Methods: In this cross-sectional study, we examined 162 patients (72 men, 90 women; mean age = 64±12.8 years) who suffered from osteoarthritis of the knee (n=45) or hip (n=64) or who underwent a total hip (n=37) or knee (n=16) arthroplasty. BRT of each patient was measured in a brake simulator. The results were compared to demographic data, various clinical tests, and pain surveys. From these data, a multiple linear regression model was developed.

Results: From the observed correlations, the regression model consisted of age (correlation with BRT τ=0.176, p=0.001), sex (τ=0.361, p<0.001), Hau’s step test (τ=-0.345, p<0.001), and the pain dimension of the Hip disability/Knee injury and Osteoarthritis Outcome Score (τ=-0.265, p<0.001). We, therefore, suggested the following formula: BRTest = 634.8 - (8.8 x Hau) + 119.2 (for women) + (3.0 x age) - (1.3 x H/KOOS Pain). The above-mentioned variables contributed significantly to the prediction of BRT and could achieve a multiple R² adj of 0.31. The model leaves a residual standard error (i.e., SD of the residuals) of 158.4 ms, which is superior to a model without predictors; F (4.140)=16.8, p<0.001.
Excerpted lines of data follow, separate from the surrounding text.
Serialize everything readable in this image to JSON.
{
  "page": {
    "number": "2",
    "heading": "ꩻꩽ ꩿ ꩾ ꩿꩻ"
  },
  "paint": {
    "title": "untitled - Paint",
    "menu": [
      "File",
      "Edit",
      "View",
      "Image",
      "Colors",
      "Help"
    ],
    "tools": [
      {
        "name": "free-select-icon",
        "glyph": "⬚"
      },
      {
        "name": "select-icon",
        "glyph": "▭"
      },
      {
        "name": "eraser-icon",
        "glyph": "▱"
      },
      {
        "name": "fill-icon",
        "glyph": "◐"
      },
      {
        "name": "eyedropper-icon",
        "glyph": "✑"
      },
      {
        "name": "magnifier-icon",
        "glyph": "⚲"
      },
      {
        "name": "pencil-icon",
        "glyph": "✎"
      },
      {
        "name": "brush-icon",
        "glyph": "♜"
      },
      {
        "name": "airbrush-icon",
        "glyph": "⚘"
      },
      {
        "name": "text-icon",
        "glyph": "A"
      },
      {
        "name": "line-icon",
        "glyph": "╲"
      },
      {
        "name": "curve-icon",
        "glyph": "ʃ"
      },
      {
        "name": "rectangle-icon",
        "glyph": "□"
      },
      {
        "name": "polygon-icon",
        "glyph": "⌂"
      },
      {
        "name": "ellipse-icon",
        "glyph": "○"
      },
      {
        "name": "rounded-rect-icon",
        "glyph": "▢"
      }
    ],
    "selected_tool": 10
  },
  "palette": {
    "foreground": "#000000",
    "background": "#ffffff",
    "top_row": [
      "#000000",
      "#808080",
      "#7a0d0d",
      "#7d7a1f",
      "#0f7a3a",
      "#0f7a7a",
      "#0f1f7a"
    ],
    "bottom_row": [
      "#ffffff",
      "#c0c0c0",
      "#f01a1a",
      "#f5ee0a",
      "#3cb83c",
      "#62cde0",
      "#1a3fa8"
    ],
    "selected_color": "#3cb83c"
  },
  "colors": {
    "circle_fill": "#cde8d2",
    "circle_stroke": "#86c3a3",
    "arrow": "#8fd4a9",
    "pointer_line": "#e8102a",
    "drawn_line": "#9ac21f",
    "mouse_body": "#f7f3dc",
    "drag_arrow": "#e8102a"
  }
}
Conclusion: Our evaluated regression model offers an uncertainty which is comparable to the one based on a fixed time period after surgery or a defined pathologic condition. The high variability even within a single patient over several brake simulator measurements makes it unlikely for a model to be generated solely based on clinical testing. Taking the available data in literature into account, we advise caution when formulating a real-time- or condition-based recommendation. We rather suggest being aware of risk factors that might lead to impaired BRT to sensitize patients to their impaired ability to drive. We identify such risk factors, namely old age, female sex, impaired musculoskeletal function, as tested in Hau’s step test, and high levels of pain.
Level of Evidence: Level III, Therapeutic Study

Cite this article as: von Bernstorff M, Bausenhart F, Rapp J, Feierabend M, Ipach I, Hofmann UK. Evaluation of braking performances of patients with osteoarthritis of the knee or hip: Are there alternatives to a brake simulator? Acta Orthop Traumatol Turc 2021; 55(1): 42-7.